L. H. Chalmers, for Appellee.
City of Cincinnati v. White's Lessee, 6 Pet. 431. A careful study of this case furnishes a liberal education on the subject of dedications. See, also, New Orleans v. United States, 10 Pet. 662.
The right of the public in such cases does not depend upon a twenty years' possession. Such a doctrine, applied to highways and the streets of the numerous villages and cities that are so rapidly springing up in every part of our country, would be destructive of public convenience and private right.
There is no particular form or ceremony necessary in the dedication of land to public use. All that is required is the assent of the owner of the land and the fact of its being used for the public purposes intended by the appropriation.
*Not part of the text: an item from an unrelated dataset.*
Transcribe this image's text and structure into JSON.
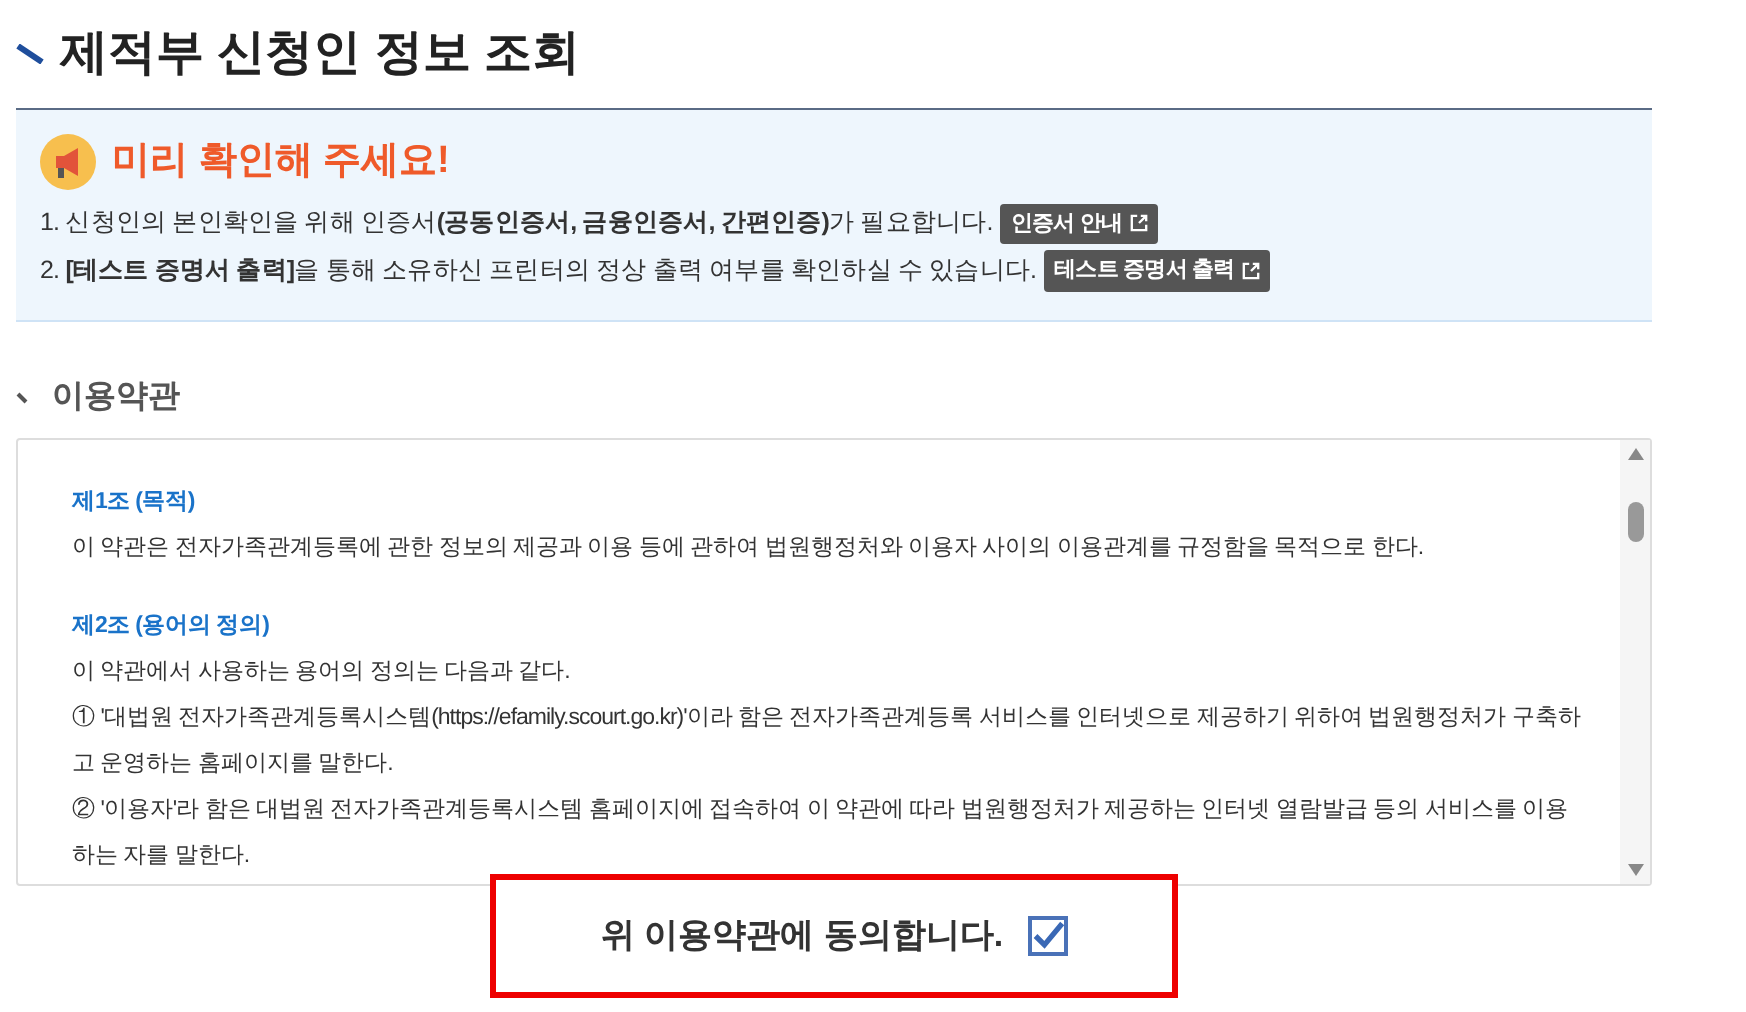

The testimony of Alexander in the court below as to Neahr's intention to give this particular property to the territory for capitol grounds can cut no figure after its actual dedication by the ratification of the filing of the map in the office of the county recorder of Maricopa County, and the selling of the lands with reference to that map.
As said in this last case, "The use vested at the instant the first lot designated upon that plat found a purchaser."
Town of San Leandro v. Le Breton, 72 Cal. 170, 13 P. 405.
This case is very similar to the case at bar in this, that the town of San Leandro was not incorporated until long after the dedication. The case also goes to show how far the courts will go on the question of taxation.